Beautiful Kate

Beautiful Kate

Director: Rachel Ward
Starring: Ben Mendelsohn, Bryan Brown, Rachel Griffiths, Sophie Lowe.
Distributor: Roadshow Films
Runtime: 101 mins. Reviewed in Nov 2011
| JustWatch |
Rating notes: Strong sexual themes and sex scenes, strong coarse language and nudity

Described by its writer-director Rachel Ward as “a Gothic love story”, Beautiful Kate addresses some pretty heavy themes — incest, suicide, guilt, family breakdown — and does it without flinching. It is an impressive directorial debut for actress Ward, the wife of Bryan Brown, but it must be pointed out that, given the controversial subject-matter and crudities of language (see the MA15+ classification), it is not a film for all tastes. And, considering the absence of a moral stance, it is particularly unsuitable for immature audiences.

Ward has adapted a novel by American Newton Thornburg that is set in the USA, and by transplanting the setting to the extremely photogenic Flinders Ranges in South Australia she gives it a distinctly Australian flavour. The film palpably evokes humdrum life in a remote, rundown country farmhouse, helped in no small measure by Andrew Commis’s wonderful cinematography.

Bruce Kendall (Bryan Brown) is dying of congestive heart disease on his sheep station, Wallumbi, where he is looked after by his youngest daughter Sally (Rachel Griffiths).
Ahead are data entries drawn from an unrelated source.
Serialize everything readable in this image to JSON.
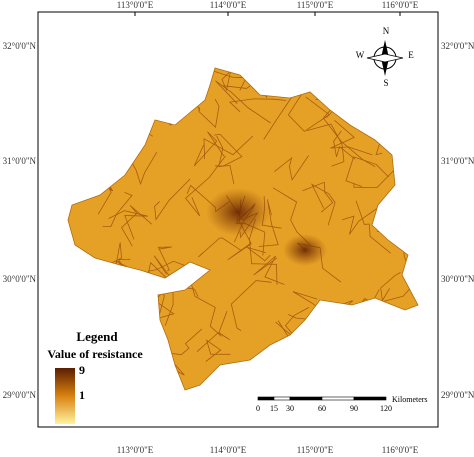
{
  "graticule": {
    "longitudes": [
      "113°0'0\"E",
      "114°0'0\"E",
      "115°0'0\"E",
      "116°0'0\"E"
    ],
    "latitudes": [
      "32°0'0\"N",
      "31°0'0\"N",
      "30°0'0\"N",
      "29°0'0\"N"
    ]
  },
  "compass": {
    "north": "N",
    "south": "S",
    "east": "E",
    "west": "W"
  },
  "legend": {
    "title": "Legend",
    "subtitle": "Value of resistance",
    "max": 9,
    "min": 1
  },
  "scale_bar": {
    "ticks": [
      0,
      15,
      30,
      60,
      90,
      120
    ],
    "unit": "Kilometers"
  }
}
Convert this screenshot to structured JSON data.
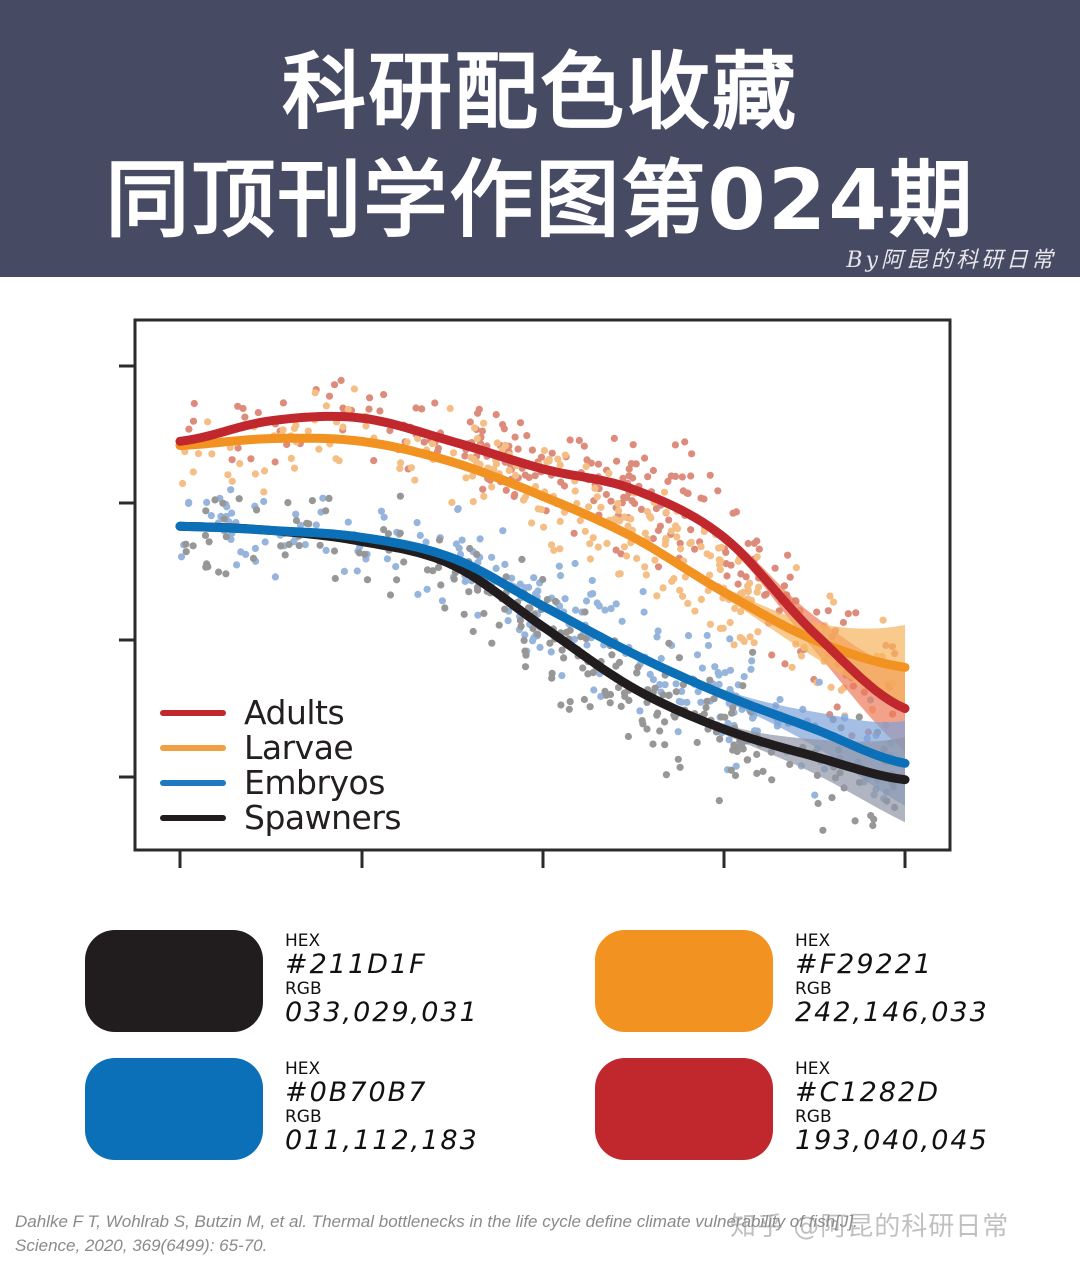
{
  "header": {
    "title_line1": "科研配色收藏",
    "title_line2": "同顶刊学作图第024期",
    "byline": "By阿昆的科研日常",
    "background": "#464a63"
  },
  "chart_data": {
    "type": "scatter",
    "title": "",
    "xlabel": "",
    "ylabel": "",
    "x_ticks_count": 5,
    "y_ticks_count": 4,
    "x_tick_labels": [],
    "y_tick_labels": [],
    "grid": false,
    "legend_position": "lower-left",
    "x_range": [
      0,
      4
    ],
    "y_range": [
      0,
      3.85
    ],
    "note": "Scatter points with LOESS-style smoothed trend lines and confidence bands; axis tick labels not shown. Values are approximate in tick units (x ticks 0..4, y ticks 0..3 bottom-to-top).",
    "series": [
      {
        "name": "Adults",
        "color": "#C1282D",
        "point_color": "#d0604a",
        "x": [
          0,
          0.5,
          1,
          1.5,
          2,
          2.5,
          3,
          3.5,
          4
        ],
        "y": [
          2.45,
          2.6,
          2.62,
          2.45,
          2.25,
          2.1,
          1.75,
          1.05,
          0.5
        ]
      },
      {
        "name": "Larvae",
        "color": "#F29221",
        "point_color": "#f1a655",
        "x": [
          0,
          0.5,
          1,
          1.5,
          2,
          2.5,
          3,
          3.5,
          4
        ],
        "y": [
          2.42,
          2.47,
          2.45,
          2.3,
          2.05,
          1.75,
          1.35,
          1.0,
          0.8
        ]
      },
      {
        "name": "Embryos",
        "color": "#0B70B7",
        "point_color": "#6f99cf",
        "x": [
          0,
          0.5,
          1,
          1.5,
          2,
          2.5,
          3,
          3.5,
          4
        ],
        "y": [
          1.83,
          1.8,
          1.75,
          1.6,
          1.25,
          0.9,
          0.6,
          0.35,
          0.1
        ]
      },
      {
        "name": "Spawners",
        "color": "#211D1F",
        "point_color": "#707070",
        "x": [
          0,
          0.5,
          1,
          1.5,
          2,
          2.5,
          3,
          3.5,
          4
        ],
        "y": [
          1.83,
          1.8,
          1.72,
          1.55,
          1.1,
          0.65,
          0.35,
          0.15,
          -0.02
        ]
      }
    ]
  },
  "legend": {
    "items": [
      {
        "label": "Adults",
        "color": "#C1282D"
      },
      {
        "label": "Larvae",
        "color": "#F29221"
      },
      {
        "label": "Embryos",
        "color": "#0B70B7"
      },
      {
        "label": "Spawners",
        "color": "#211D1F"
      }
    ]
  },
  "palette": [
    {
      "hex_label": "HEX",
      "hex": "#211D1F",
      "rgb_label": "RGB",
      "rgb": "033,029,031",
      "color": "#211D1F"
    },
    {
      "hex_label": "HEX",
      "hex": "#F29221",
      "rgb_label": "RGB",
      "rgb": "242,146,033",
      "color": "#F29221"
    },
    {
      "hex_label": "HEX",
      "hex": "#0B70B7",
      "rgb_label": "RGB",
      "rgb": "011,112,183",
      "color": "#0B70B7"
    },
    {
      "hex_label": "HEX",
      "hex": "#C1282D",
      "rgb_label": "RGB",
      "rgb": "193,040,045",
      "color": "#C1282D"
    }
  ],
  "citation": {
    "line1": "Dahlke F T, Wohlrab S, Butzin M, et al. Thermal bottlenecks in the life cycle define climate vulnerability of fish[J].",
    "line2": "Science, 2020, 369(6499): 65-70."
  },
  "watermark": {
    "zhihu": "知乎 @阿昆的科研日常"
  }
}
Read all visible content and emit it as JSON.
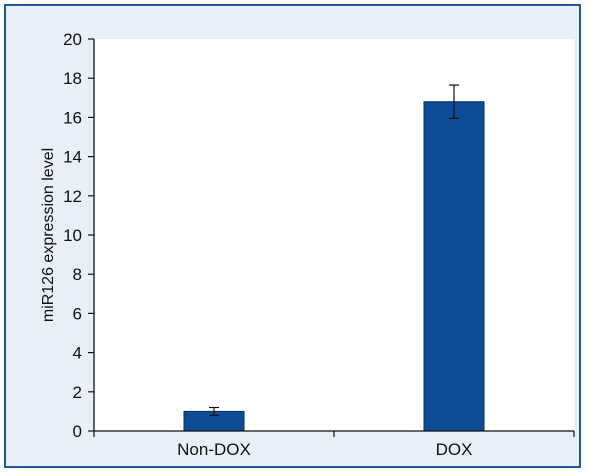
{
  "chart_data": {
    "type": "bar",
    "title": "",
    "xlabel": "",
    "ylabel": "miR126 expression level",
    "categories": [
      "Non-DOX",
      "DOX"
    ],
    "series": [
      {
        "values": [
          1.0,
          16.8
        ],
        "error": [
          0.2,
          0.85
        ]
      }
    ],
    "ylim": [
      0,
      20
    ],
    "yticks": [
      0,
      2,
      4,
      6,
      8,
      10,
      12,
      14,
      16,
      18,
      20
    ],
    "grid": false,
    "legend": "none",
    "colors": {
      "bar": "#0d4c96",
      "bar_edge": "#0a2f5c",
      "axis": "#111111",
      "frame": "#1f5c96",
      "frame_bg": "#e8f1f8",
      "plot_bg": "#ffffff"
    }
  }
}
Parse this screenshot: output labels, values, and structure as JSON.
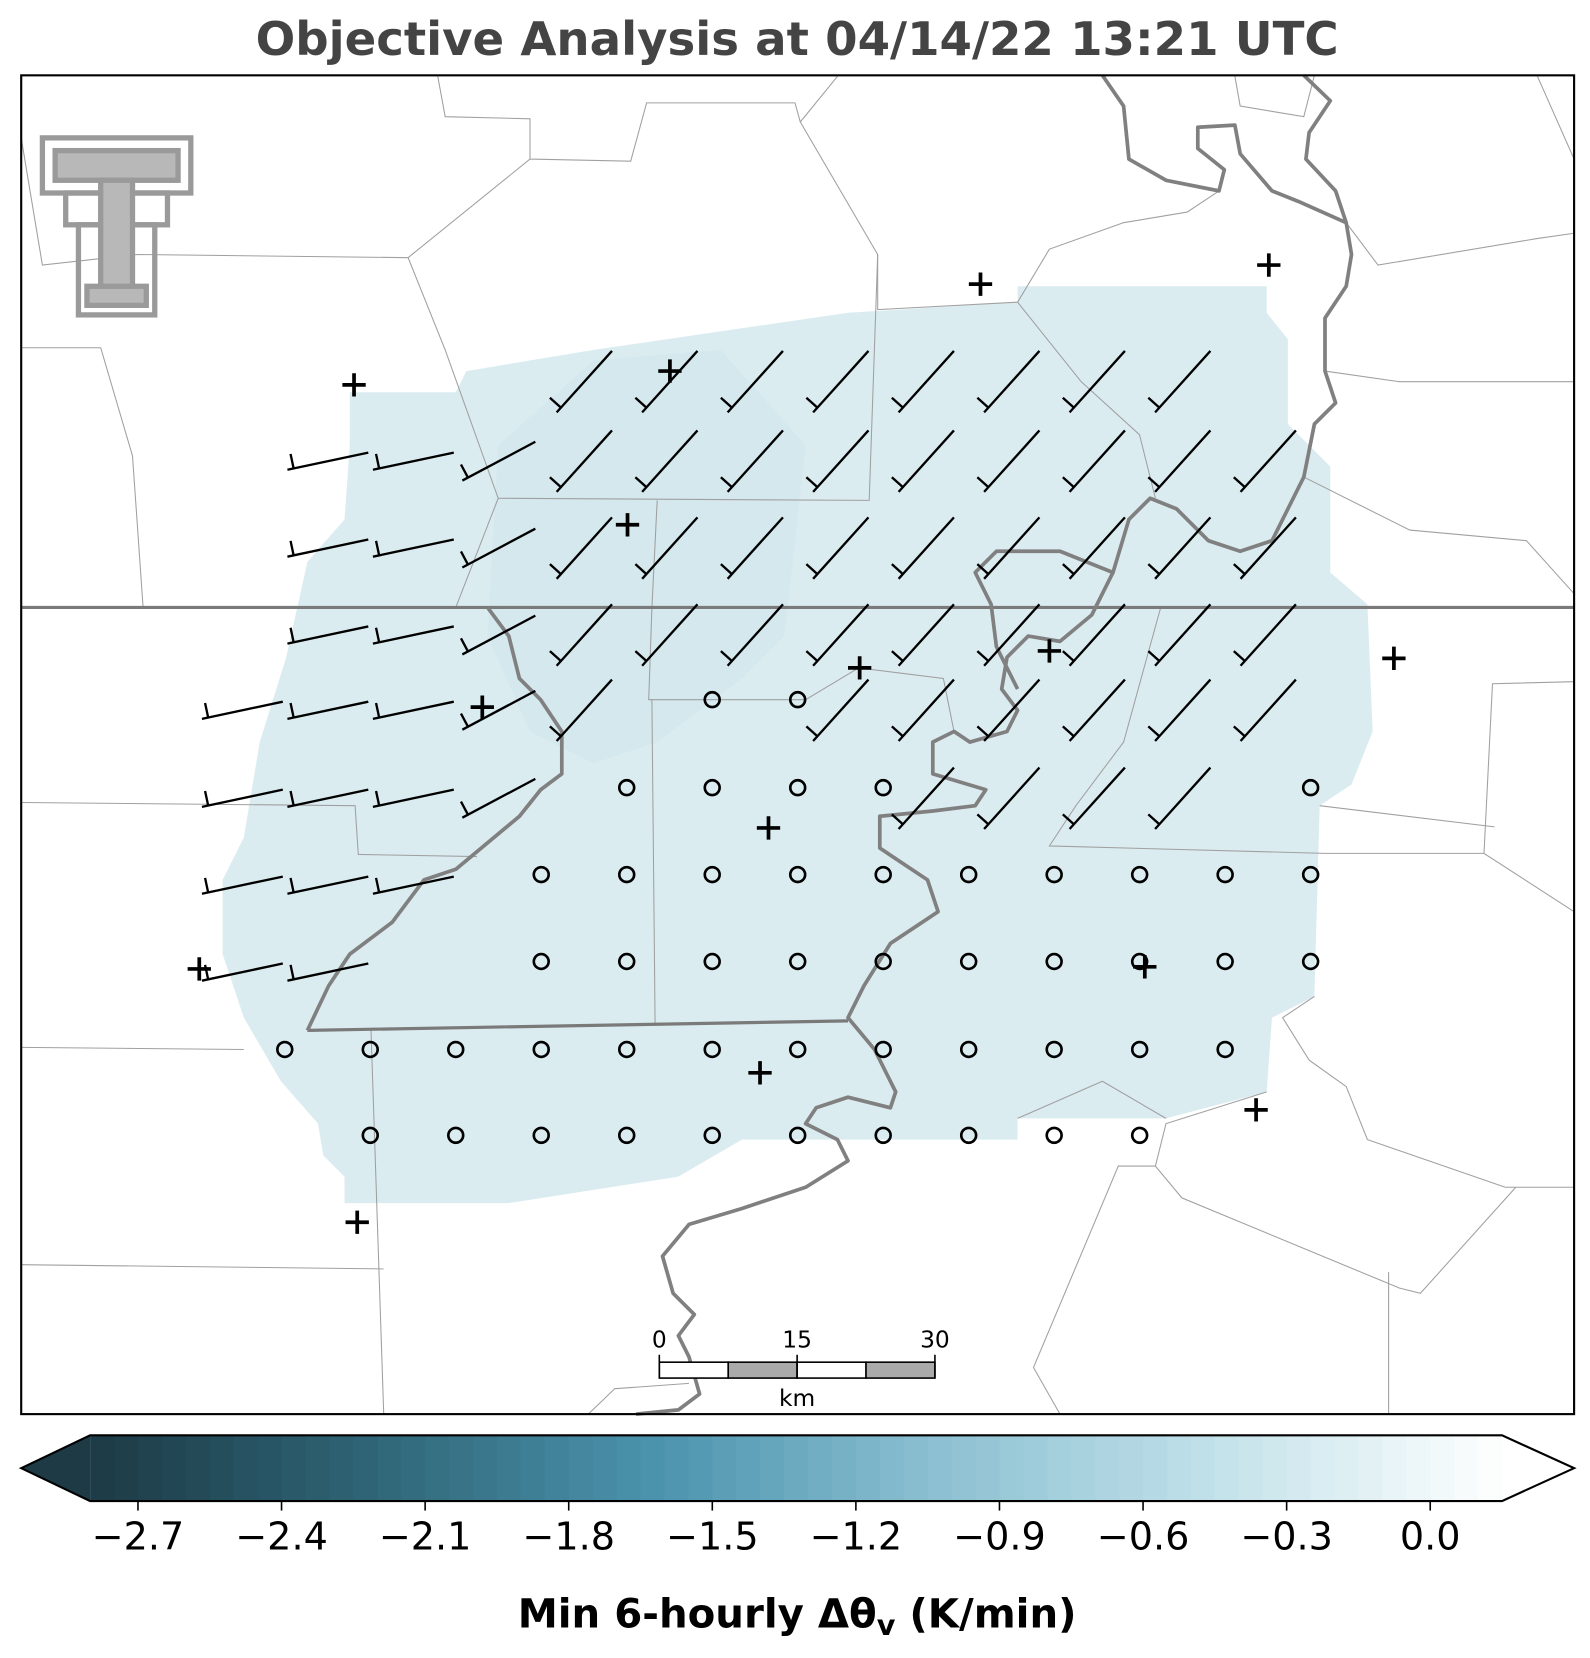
{
  "chart_data": {
    "type": "map",
    "title": "Objective Analysis at 04/14/22 13:21 UTC",
    "colorbar": {
      "label": {
        "text": "Min 6-hourly Δθ",
        "subscript": "v",
        "suffix": " (K/min)"
      },
      "clim": [
        -2.8,
        0.15
      ],
      "colormap": [
        "#1d3a45",
        "#2f6577",
        "#4b93ad",
        "#8cc0d2",
        "#c3e2ea",
        "#ffffff"
      ],
      "ticks": [
        {
          "value": -2.7,
          "label": "−2.7"
        },
        {
          "value": -2.4,
          "label": "−2.4"
        },
        {
          "value": -2.1,
          "label": "−2.1"
        },
        {
          "value": -1.8,
          "label": "−1.8"
        },
        {
          "value": -1.5,
          "label": "−1.5"
        },
        {
          "value": -1.2,
          "label": "−1.2"
        },
        {
          "value": -0.9,
          "label": "−0.9"
        },
        {
          "value": -0.6,
          "label": "−0.6"
        },
        {
          "value": -0.3,
          "label": "−0.3"
        },
        {
          "value": 0.0,
          "label": "0.0"
        }
      ]
    },
    "scale_bar": {
      "ticks": [
        0,
        15,
        30
      ],
      "unit": "km"
    }
  }
}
He has summoned his surviving son Ned (Ben Mendelsohn), a successful novelist, to his bedside before he goes, and the film begins with Ned driving through the night accompanied by his much younger fiancée Toni (Maeve Dermody), a truculent city glamour girl with no affinity whatever for the outback life. Ned has been estranged from his father for some 20 years. He left abruptly after the family was shattered by tragedy — the death in a car accident of Ned’s twin sister, the beautiful Kate of the title (Sophie Lowe), and the subsequent suicide of their brother Cliff (Josh McFarlane), who was driving the car.

Returning to the family home, Ned has to confront the issues that divided him and his father and he has to deal with the painful suppressed guilt concerning that fateful last summer. It is made harder for him by the sick old man’s belligerence and by the attitude of Toni after she reads some of the stories he starts writing as the memories are stirred.

Rachel Ward’s firm grasp of the complexities of the story gives no hint that this is her first feature. Her script is tightly written, without extraneous elements, and she is skilful in her handling of the frequent flashbacks to the days when vibrant teenager Kate was alive (in which Scott O’Donnell is effectively cast as the young Ned).

Performances are so smoothly complementary that one assumes that Ward had exceptional affinity with her actors, and it is a comparatively rare pleasure to see such good ensemble work from an Australian cast.